Es la media tarde en el pueblo y las cigarras cantan su silencio en los árboles de la plaza. Cuando pase algún tiempo, a esta misma hora, las cigarras enmudecerán para que sobre la plaza, rodeada entonces de tablaos, flote el cálido, somnoliento olor de la sangre del toro ibérico, el homenaje a las gentes que trabajan sin fatiga durante trescientos sesenta días y una maña, para palpar sin dolor, en una tarde, el aroma violento de la sangre que brilla al sol, como una virtud, sobre las agujas del animal que muere dando la cara porque sabe que está cumpliendo con su deber.

Antes del encierro, ya nerviosos, los mozos cuentan que en la plaza de Madrid, un toro murió antes de que lo matasen, mi amigo Jesús, “Jesua”, dice que: quién sabe si de asco, quién si de glosopeda, quién si de tristeza y aburrimiento y asco. En todo caso, lo que parece fuera de duda es que el toro no murió de muerte natural – la muerte airada y el arma blanca del ganado bravo-, sino de la artificiosa y enfermiza muerte de las especies mansas no habitualmente comestibles: las cigüeñas, los gatos, los hombres. Y recalca: el resto son “ bobas”.

Da dolor imaginarse un combatiente con el escudo del ánimo destemplado, la gallardía depuesta, la ilusión derramada de su alcanía de oro. Luchar sin esperanza de victoria; luchar tristemente y sin sentirse individuo; luchar gregariamente, como lucha la tropa en la sucia guerra de las armas, aquella cuyos efectos no se ven con los ojos de la cara, esos ojos que siempre acabará comiéndose la tierra, suena dentro de nuestros oídos a maldición de Dios, a ejemplar castigo bíblico.

Como esperar dudando de que alguna vez llegue la hora; como amar a una muerta; como componer versos sobre la arena de la playa, que la mar y el viento alisan eternamente; como estar herido sin remisión y sin causa justa.
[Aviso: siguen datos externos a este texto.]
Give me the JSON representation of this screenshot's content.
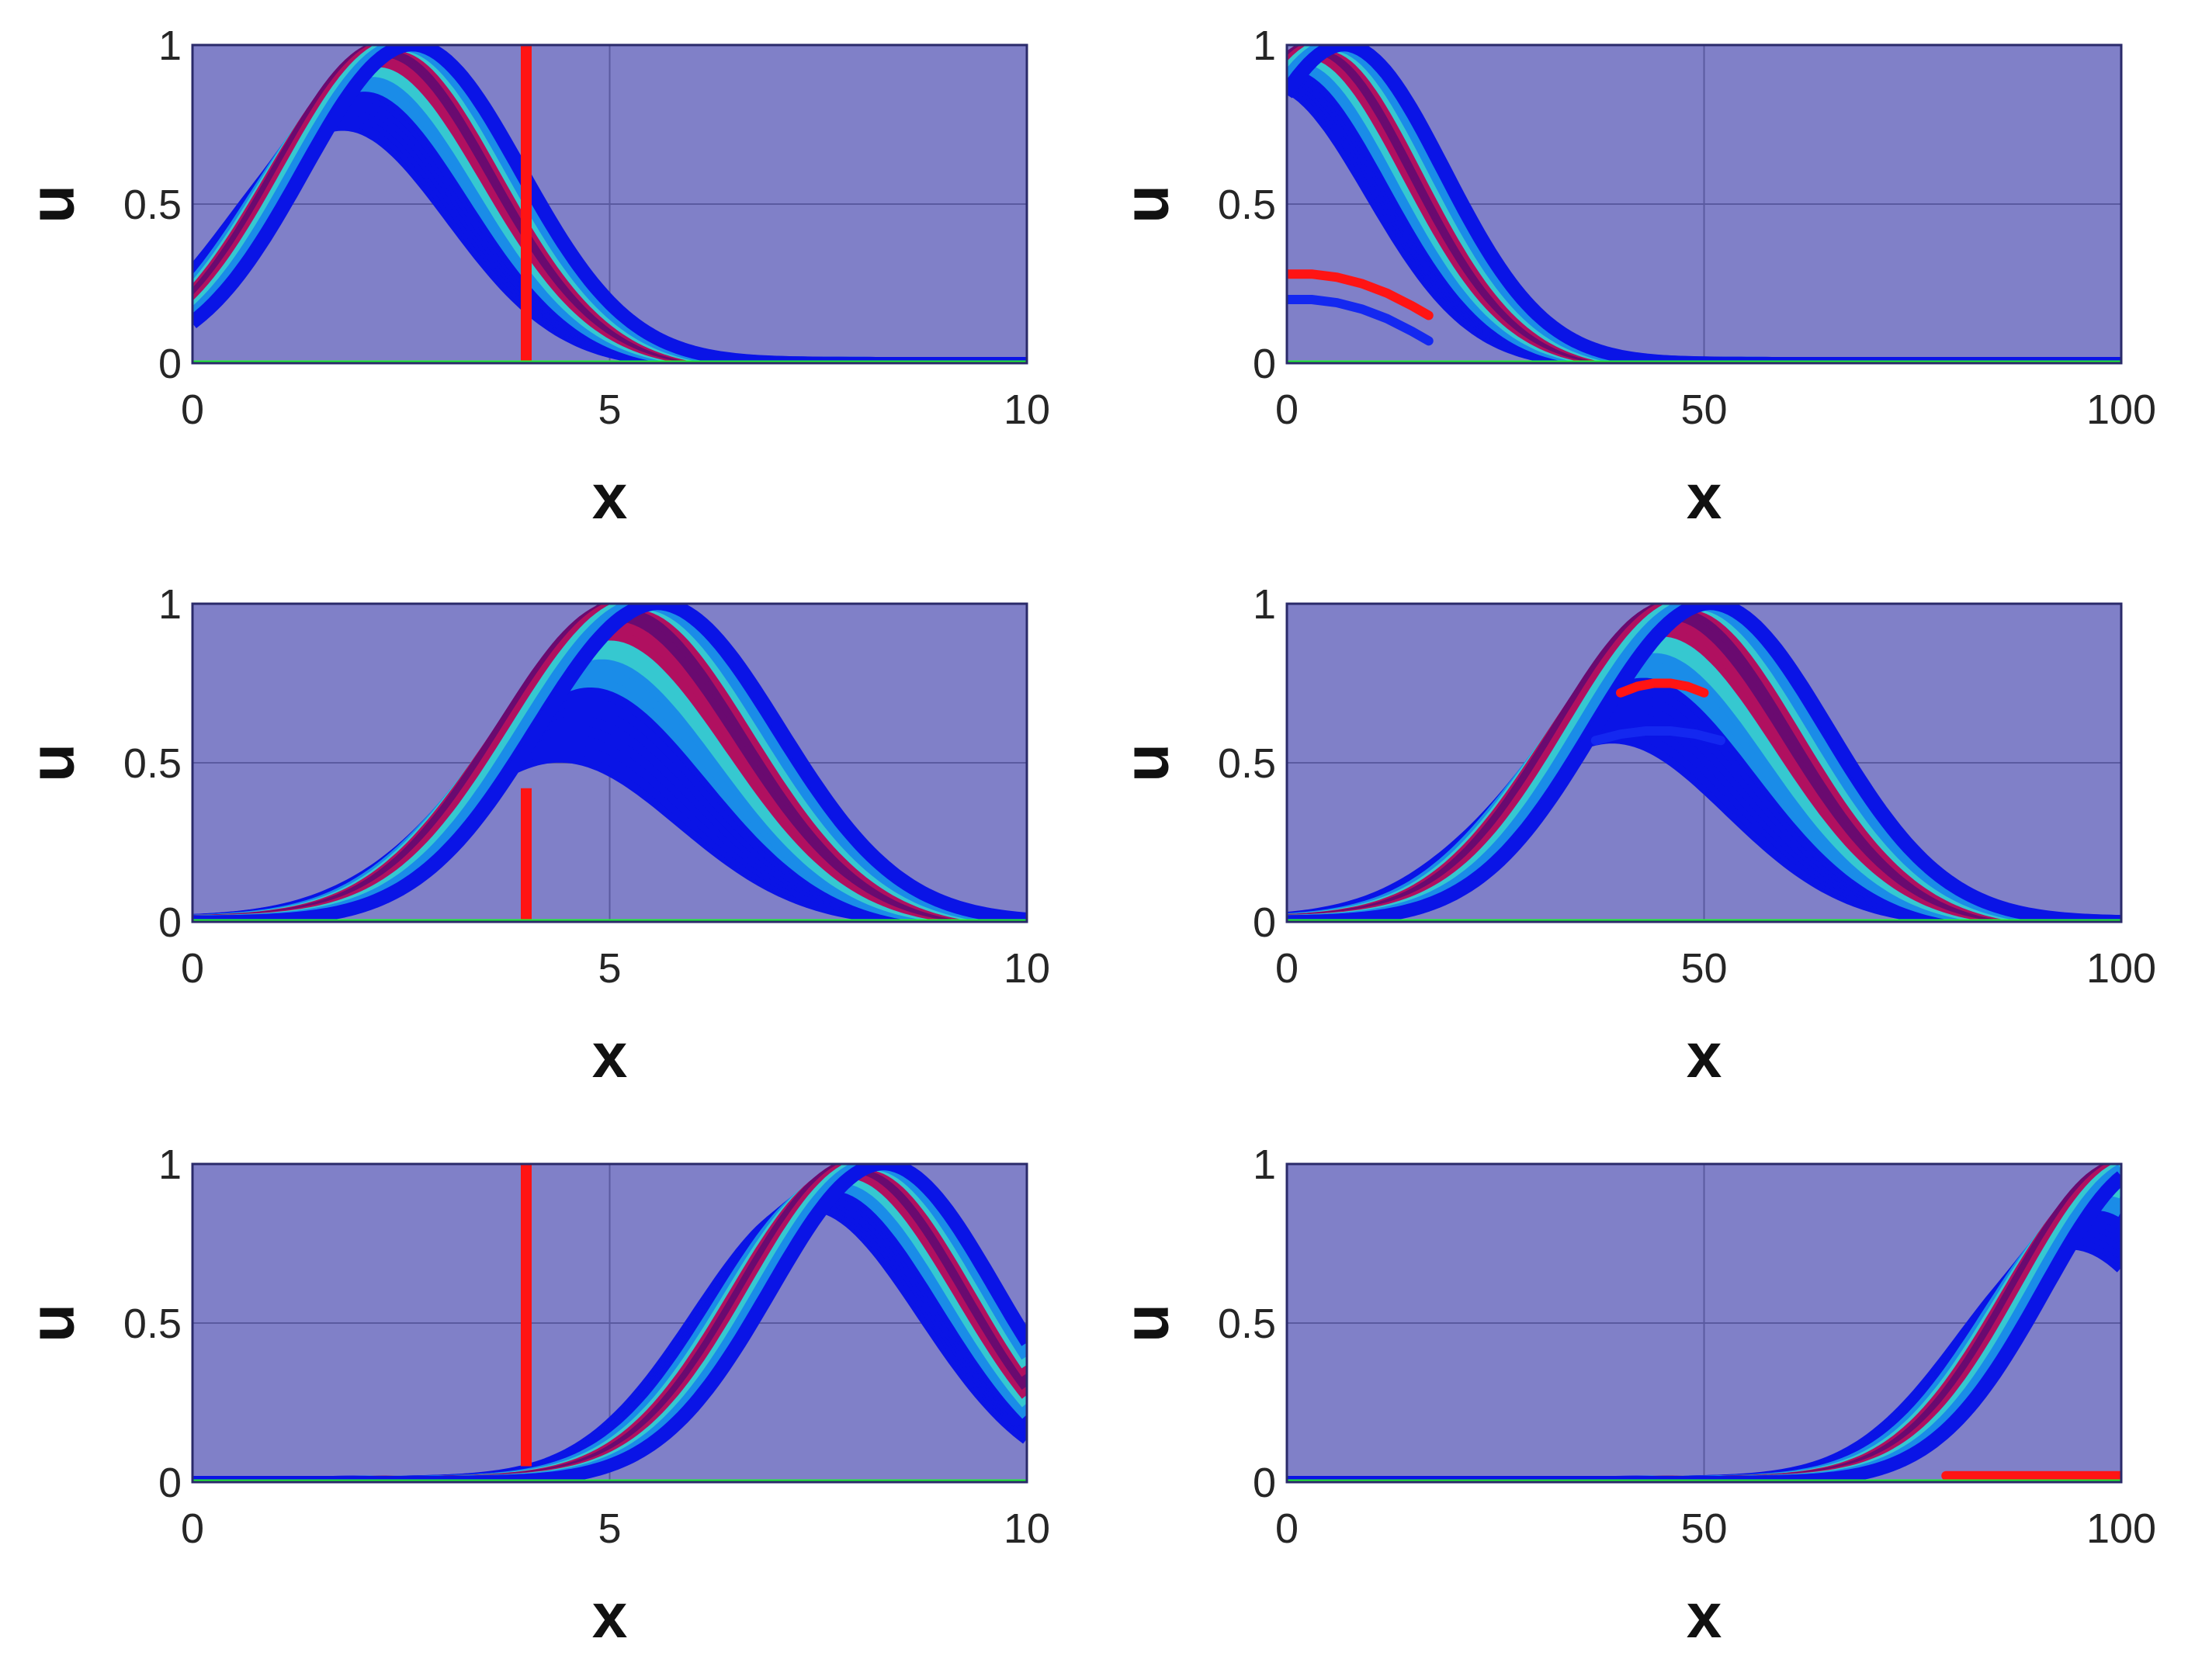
{
  "colors": {
    "background": "#8080c8",
    "frame": "#2a2a6a",
    "grid": "#5a5aa0",
    "band_outer": "#0a14e6",
    "band_mid": "#1a8ce8",
    "band_inner": "#36c8d0",
    "band_core": "#b01060",
    "band_center": "#6a0a70",
    "marker": "#ff1414",
    "secondary": "#1428f0",
    "boundary": "#22ee33"
  },
  "chart_data": [
    {
      "type": "line",
      "panel": "top-left",
      "xlabel": "x",
      "ylabel": "u",
      "xlim": [
        0,
        10
      ],
      "ylim": [
        0,
        1
      ],
      "xticks": [
        "0",
        "5",
        "10"
      ],
      "yticks": [
        "0",
        "0.5",
        "1"
      ],
      "grid": true,
      "band": {
        "peak_x": 2.2,
        "sigma": 1.3,
        "upper_offset": 0.45,
        "lower_offset": -0.4,
        "lower_peak": 0.75
      },
      "vertical_marker": {
        "x": 4.0,
        "y0": 0,
        "y1": 1
      },
      "arc_markers": []
    },
    {
      "type": "line",
      "panel": "top-right",
      "xlabel": "x",
      "ylabel": "u",
      "xlim": [
        0,
        100
      ],
      "ylim": [
        0,
        1
      ],
      "xticks": [
        "0",
        "50",
        "100"
      ],
      "yticks": [
        "0",
        "0.5",
        "1"
      ],
      "grid": true,
      "band": {
        "peak_x": 2,
        "sigma": 12,
        "upper_offset": 5,
        "lower_offset": -4,
        "lower_peak": 0.88
      },
      "vertical_marker": null,
      "arc_markers": [
        {
          "series": "red",
          "x": [
            0,
            3,
            6,
            9,
            12,
            15,
            17
          ],
          "y": [
            0.28,
            0.28,
            0.27,
            0.25,
            0.22,
            0.18,
            0.15
          ]
        },
        {
          "series": "blue",
          "x": [
            0,
            3,
            6,
            9,
            12,
            15,
            17
          ],
          "y": [
            0.2,
            0.2,
            0.19,
            0.17,
            0.14,
            0.1,
            0.07
          ]
        }
      ]
    },
    {
      "type": "line",
      "panel": "middle-left",
      "xlabel": "x",
      "ylabel": "u",
      "xlim": [
        0,
        10
      ],
      "ylim": [
        0,
        1
      ],
      "xticks": [
        "0",
        "5",
        "10"
      ],
      "yticks": [
        "0",
        "0.5",
        "1"
      ],
      "grid": true,
      "band": {
        "peak_x": 5,
        "sigma": 1.45,
        "upper_offset": 0.6,
        "lower_offset": -0.6,
        "lower_peak": 0.52
      },
      "vertical_marker": {
        "x": 4.0,
        "y0": 0,
        "y1": 0.42
      },
      "arc_markers": []
    },
    {
      "type": "line",
      "panel": "middle-right",
      "xlabel": "x",
      "ylabel": "u",
      "xlim": [
        0,
        100
      ],
      "ylim": [
        0,
        1
      ],
      "xticks": [
        "0",
        "50",
        "100"
      ],
      "yticks": [
        "0",
        "0.5",
        "1"
      ],
      "grid": true,
      "band": {
        "peak_x": 45,
        "sigma": 14,
        "upper_offset": 6,
        "lower_offset": -6,
        "lower_peak": 0.58
      },
      "vertical_marker": null,
      "arc_markers": [
        {
          "series": "red",
          "x": [
            40,
            42,
            44,
            46,
            48,
            50
          ],
          "y": [
            0.72,
            0.74,
            0.75,
            0.75,
            0.74,
            0.72
          ]
        },
        {
          "series": "blue",
          "x": [
            37,
            40,
            43,
            46,
            49,
            52
          ],
          "y": [
            0.57,
            0.59,
            0.6,
            0.6,
            0.59,
            0.57
          ]
        }
      ]
    },
    {
      "type": "line",
      "panel": "bottom-left",
      "xlabel": "x",
      "ylabel": "u",
      "xlim": [
        0,
        10
      ],
      "ylim": [
        0,
        1
      ],
      "xticks": [
        "0",
        "5",
        "10"
      ],
      "yticks": [
        "0",
        "0.5",
        "1"
      ],
      "grid": true,
      "band": {
        "peak_x": 7.8,
        "sigma": 1.35,
        "upper_offset": 0.5,
        "lower_offset": -0.4,
        "lower_peak": 0.87
      },
      "vertical_marker": {
        "x": 4.0,
        "y0": 0.05,
        "y1": 1
      },
      "arc_markers": []
    },
    {
      "type": "line",
      "panel": "bottom-right",
      "xlabel": "x",
      "ylabel": "u",
      "xlim": [
        0,
        100
      ],
      "ylim": [
        0,
        1
      ],
      "xticks": [
        "0",
        "50",
        "100"
      ],
      "yticks": [
        "0",
        "0.5",
        "1"
      ],
      "grid": true,
      "band": {
        "peak_x": 98,
        "sigma": 13,
        "upper_offset": 6,
        "lower_offset": -4,
        "lower_peak": 0.75
      },
      "vertical_marker": null,
      "arc_markers": [
        {
          "series": "red",
          "x": [
            79,
            85,
            90,
            95,
            100
          ],
          "y": [
            0.02,
            0.02,
            0.02,
            0.02,
            0.02
          ]
        }
      ]
    }
  ]
}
Gorjón comenta que el toro enfermo no salió de los chiqueros gallardo, desafiador, con el mirar deslumbrante, la cerviz violenta, la hermosa y negra cuerna florida. El toro enfermo salió a la plaza sin romper, salió con la conciencia embolada como la cornamenta de un toro portugués: el animal de la simulación y el fatídico destino, la bestia que sabe de todas las suertes sin que le quepa jamás el consuelo de matar sangrando o morir haciendo carne.

Otros opinan que si quitásemos a los toros bravos la ciencia cierta de acabar sus nobles, sus violentos cuatro años con tres palmos de acero cruzándoles las entrañas, los toros, como flores segadas, no serían sino el bello recuerdo de una estampa de un cimbrearse al viento, de un inconcreto aroma.

Otro piensa que la lucha es bella- la lucha, sin más- y la muerte no es otra cosa que un accidente de la misma lucha, una de las varias maneras de terminar.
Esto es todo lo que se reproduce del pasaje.